I'm fifty-nine which is a foolish age.  At every decade after twenty I've skipped the 9 and gone straight to the next.  So I'm sixty.  And it's almost October.  In the autumn of my autumn.  I need the extra time to get used to it.  I suppose my entire cohort is baffled by it.  Everyone I know is.  Every generation is, I suppose, but mine was peculiarly unsuspecting that they would grow old in the regular way.  Everything was different for us, why not our own trajectories?  First there was the cold war.  We knew that we would die in a nuclear wipe out.  And when we didn't, we celebrated by going to Biba and fitting into tiny clothes that promised us we'd never get old and fat. 

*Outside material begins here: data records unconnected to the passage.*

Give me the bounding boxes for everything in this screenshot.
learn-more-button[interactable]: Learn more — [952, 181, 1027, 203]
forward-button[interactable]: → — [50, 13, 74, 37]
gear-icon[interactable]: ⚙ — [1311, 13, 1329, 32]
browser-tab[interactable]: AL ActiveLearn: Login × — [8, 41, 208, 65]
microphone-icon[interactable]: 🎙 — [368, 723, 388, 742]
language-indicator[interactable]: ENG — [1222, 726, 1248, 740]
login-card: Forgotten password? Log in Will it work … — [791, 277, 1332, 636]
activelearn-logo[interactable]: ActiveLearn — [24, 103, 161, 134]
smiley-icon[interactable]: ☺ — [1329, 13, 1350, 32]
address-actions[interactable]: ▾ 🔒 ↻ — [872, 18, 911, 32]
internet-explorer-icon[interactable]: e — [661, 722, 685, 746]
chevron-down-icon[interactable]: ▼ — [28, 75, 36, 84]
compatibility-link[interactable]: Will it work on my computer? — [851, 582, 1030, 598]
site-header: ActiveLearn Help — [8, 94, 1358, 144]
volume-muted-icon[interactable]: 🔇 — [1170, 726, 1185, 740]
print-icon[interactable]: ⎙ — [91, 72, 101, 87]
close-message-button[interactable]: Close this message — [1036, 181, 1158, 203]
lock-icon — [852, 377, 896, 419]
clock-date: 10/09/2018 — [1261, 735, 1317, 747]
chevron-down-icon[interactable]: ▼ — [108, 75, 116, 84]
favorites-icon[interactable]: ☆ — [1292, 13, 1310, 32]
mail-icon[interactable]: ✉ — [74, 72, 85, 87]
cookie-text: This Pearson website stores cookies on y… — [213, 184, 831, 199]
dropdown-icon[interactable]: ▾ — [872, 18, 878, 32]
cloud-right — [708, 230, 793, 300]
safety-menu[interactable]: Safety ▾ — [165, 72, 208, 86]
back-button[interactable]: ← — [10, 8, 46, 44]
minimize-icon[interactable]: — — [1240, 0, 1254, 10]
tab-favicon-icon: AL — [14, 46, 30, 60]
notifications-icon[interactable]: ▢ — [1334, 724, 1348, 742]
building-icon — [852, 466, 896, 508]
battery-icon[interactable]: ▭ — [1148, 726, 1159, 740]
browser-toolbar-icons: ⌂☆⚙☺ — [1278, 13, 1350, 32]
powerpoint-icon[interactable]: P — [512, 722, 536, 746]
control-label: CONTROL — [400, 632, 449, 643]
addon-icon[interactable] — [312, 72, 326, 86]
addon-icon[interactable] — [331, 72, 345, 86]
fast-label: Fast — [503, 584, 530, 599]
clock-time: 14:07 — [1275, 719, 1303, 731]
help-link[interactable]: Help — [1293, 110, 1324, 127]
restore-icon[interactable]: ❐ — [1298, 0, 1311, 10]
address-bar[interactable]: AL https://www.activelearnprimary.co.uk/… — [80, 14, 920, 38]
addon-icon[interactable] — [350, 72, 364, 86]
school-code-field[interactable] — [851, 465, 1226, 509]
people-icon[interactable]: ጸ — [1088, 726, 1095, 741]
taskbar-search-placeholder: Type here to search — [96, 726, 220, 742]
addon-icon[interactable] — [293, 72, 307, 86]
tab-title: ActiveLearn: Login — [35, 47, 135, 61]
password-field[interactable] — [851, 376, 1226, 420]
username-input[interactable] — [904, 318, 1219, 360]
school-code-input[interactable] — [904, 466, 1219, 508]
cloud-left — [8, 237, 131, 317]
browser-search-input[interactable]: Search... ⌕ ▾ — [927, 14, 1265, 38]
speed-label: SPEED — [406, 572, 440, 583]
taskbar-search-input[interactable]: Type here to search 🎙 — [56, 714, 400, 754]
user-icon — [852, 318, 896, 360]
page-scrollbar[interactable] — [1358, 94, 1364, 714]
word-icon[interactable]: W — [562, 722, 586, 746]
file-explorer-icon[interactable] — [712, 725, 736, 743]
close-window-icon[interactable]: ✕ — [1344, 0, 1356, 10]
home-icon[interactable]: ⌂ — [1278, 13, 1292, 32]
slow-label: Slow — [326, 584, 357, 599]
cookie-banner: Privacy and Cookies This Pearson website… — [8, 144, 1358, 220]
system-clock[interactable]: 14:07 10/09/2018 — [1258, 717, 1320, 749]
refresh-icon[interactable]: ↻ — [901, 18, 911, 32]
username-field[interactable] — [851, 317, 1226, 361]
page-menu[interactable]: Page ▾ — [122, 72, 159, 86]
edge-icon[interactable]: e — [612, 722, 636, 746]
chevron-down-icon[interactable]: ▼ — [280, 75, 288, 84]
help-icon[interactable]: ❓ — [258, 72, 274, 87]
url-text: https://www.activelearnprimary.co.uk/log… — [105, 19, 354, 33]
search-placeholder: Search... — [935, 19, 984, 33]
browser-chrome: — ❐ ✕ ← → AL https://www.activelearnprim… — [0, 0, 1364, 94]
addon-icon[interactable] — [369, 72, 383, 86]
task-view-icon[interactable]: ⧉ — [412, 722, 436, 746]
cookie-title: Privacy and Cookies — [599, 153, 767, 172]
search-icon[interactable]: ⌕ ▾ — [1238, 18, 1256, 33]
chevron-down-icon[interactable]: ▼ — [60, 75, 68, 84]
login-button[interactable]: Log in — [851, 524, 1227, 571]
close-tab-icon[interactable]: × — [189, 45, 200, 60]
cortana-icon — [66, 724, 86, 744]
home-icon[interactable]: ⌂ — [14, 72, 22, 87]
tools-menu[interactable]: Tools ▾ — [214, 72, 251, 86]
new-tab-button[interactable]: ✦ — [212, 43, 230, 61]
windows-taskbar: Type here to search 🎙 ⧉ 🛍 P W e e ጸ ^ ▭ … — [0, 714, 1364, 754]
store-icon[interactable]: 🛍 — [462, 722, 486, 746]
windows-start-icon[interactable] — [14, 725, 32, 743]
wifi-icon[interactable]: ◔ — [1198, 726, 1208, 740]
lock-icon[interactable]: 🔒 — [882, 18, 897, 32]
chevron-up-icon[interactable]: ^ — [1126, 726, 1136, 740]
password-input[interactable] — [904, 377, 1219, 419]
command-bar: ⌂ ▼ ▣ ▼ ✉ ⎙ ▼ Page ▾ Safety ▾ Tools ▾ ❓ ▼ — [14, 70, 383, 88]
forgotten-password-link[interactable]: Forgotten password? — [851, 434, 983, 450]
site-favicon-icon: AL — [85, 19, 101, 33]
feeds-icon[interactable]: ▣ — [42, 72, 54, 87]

And then it took us so long to grow up.  I was still sleeping on a mattress on the floor in my 30's.  Rock and roll was here to stay.  My daughter grew up with the impression that Mr Tambourine Man was a lullaby.  The Poet didn't have a proper job until he was fifty (so fuck-all pension then).  Reading Kensington Gardens by Fresan - lovely novel playing around with the Sixties generation and J.M.Barrie.  He says that we were the first generation really to  understand Peter Pan because we had got the knack of how never to grow up.  We failed to work out how not to grow old, though, and completely ordinary ageing processes are astonishing us.

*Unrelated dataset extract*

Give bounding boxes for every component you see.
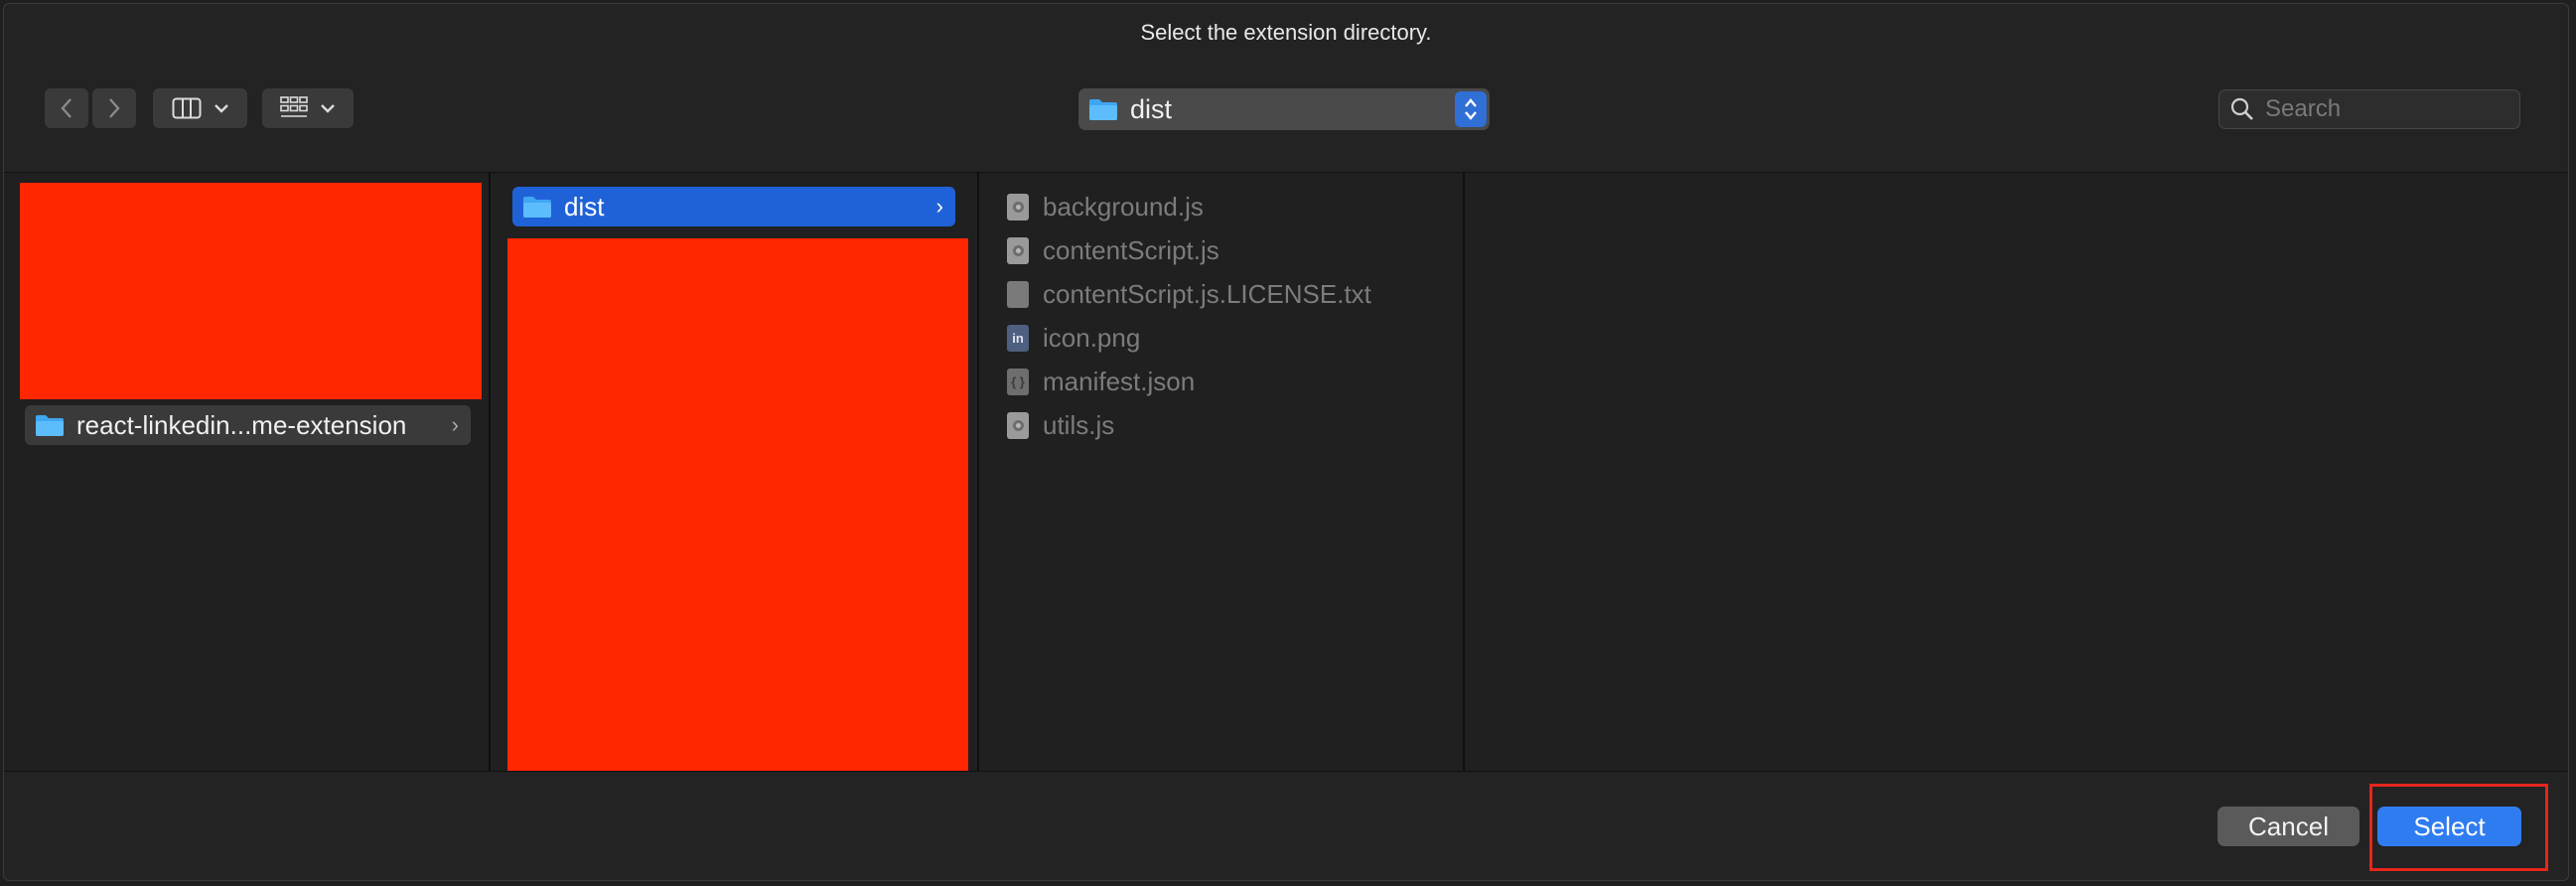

Then again it may feel the same for all generations and what my generation is spectacularly good at is making a noise about everything that happens to us.

So now I'm as good as sixty, I thought I might knuckle down to working on the inner woman, as I have been failing to do all my life.  I'm at the gym raising my heartrate and lifting weights three times a week, doing one on one yoga classes, and doing elementary meditation exercises.  I have a short term enthusiasm problem, according to the Poet.  A tiny bit of mania that dances around the depression that I keep at bay with medication and being a writer.  Hardly time to do any work on the novel in between my mental and physical improvement programmes.

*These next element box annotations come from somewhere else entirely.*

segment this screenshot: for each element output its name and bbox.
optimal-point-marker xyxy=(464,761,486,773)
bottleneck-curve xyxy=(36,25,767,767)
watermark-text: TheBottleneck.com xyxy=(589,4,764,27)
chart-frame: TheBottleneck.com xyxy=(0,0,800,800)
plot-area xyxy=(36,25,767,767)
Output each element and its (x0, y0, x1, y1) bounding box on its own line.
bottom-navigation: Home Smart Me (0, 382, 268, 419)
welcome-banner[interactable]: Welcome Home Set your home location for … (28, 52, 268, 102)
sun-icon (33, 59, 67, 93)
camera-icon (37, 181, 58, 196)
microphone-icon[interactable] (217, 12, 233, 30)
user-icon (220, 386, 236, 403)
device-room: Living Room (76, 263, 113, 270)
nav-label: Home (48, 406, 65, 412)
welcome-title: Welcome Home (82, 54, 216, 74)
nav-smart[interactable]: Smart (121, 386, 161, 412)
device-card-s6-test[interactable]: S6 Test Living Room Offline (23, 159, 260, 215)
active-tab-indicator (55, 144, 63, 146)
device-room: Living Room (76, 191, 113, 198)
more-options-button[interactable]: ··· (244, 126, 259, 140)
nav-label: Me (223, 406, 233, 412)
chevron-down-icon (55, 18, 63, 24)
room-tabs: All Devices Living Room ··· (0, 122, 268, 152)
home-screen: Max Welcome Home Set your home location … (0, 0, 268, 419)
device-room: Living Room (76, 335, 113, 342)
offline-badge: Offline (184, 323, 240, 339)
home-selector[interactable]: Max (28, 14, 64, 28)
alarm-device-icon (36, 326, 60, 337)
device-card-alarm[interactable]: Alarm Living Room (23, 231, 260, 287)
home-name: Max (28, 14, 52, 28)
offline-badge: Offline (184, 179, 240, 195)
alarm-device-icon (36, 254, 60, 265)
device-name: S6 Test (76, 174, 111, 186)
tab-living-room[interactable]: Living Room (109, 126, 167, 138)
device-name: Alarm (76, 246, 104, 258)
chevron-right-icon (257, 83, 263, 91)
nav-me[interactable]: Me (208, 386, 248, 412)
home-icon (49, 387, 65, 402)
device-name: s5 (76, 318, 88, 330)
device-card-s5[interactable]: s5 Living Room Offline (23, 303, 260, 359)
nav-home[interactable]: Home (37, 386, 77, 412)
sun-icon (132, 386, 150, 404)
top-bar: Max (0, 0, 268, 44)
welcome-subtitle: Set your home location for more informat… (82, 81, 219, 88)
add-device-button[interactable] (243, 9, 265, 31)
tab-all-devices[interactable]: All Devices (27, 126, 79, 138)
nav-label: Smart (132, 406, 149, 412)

It's all going fine except for the meditation.  I'm happy to fail and fail better at mindfulness of breathing.  A nice austerity about it.  But Metta, or Lovingkindness as I can hardly bear to type, is flooring me.  I am not loving or kind.  Somewhere in my chest cavity there is supposed to be a limitless abundance of lovingkindness that can be radiated to individuals, humanity in general, and all sentient beings.  Sentient beings I can manage, just.  The rest, no matter how I put my attention in my heart centre and work at radiating, there's little progress.  Still, I thought there's no harm in trying to be a nicer person, though in truth I'm not sure that's right.  Philip Toynbee who got religion said he only wanted to be with utterly good or utterly bitchy people.  It was a problem for him.  For me too.  But I don't think much has changed in me.  Listening to Blair's conference speech (I am the lost messiah but I will be with you always...') and I was raging again, as I have been since the invasion of Iraq (well, long before).  My heart centre is filled with loathing and venom for the man who has finished Thatcher's dirty work and made socialism of any kind irretrievable.  And the anger extends to the voters who think a devotion to commerce, the market and self-interest has nothing to do with the social and moral absenteeism that is increasingly around.  The sentimental claptrap about Blair's farewell is disgusting, but that's just a cover for the only thing that matters to New Labour, which is being in power at any cost.  There is no fucking point in being in power if you don't improve the lives of people, if you don't redistribute wealth.  I'm sick and ashamed of all of us - and we, my generation, were supposed to be the ones that changed everything because we understood that a life devoted to commercial or political power was not much of a life at all.  The best of us have withdrawn and just diddle about in our own back yards.  The worst are running the world. 

Imagine being my age and still so angry.  Disappointed, of course, that's what is to be expected at five minutes to midnight of a life, but raging anger isn't very grown up, is it?  Well, that's what my lot didn't do, grow up.  Maybe the lovingkindness work will kick in and I'll learn to shrug.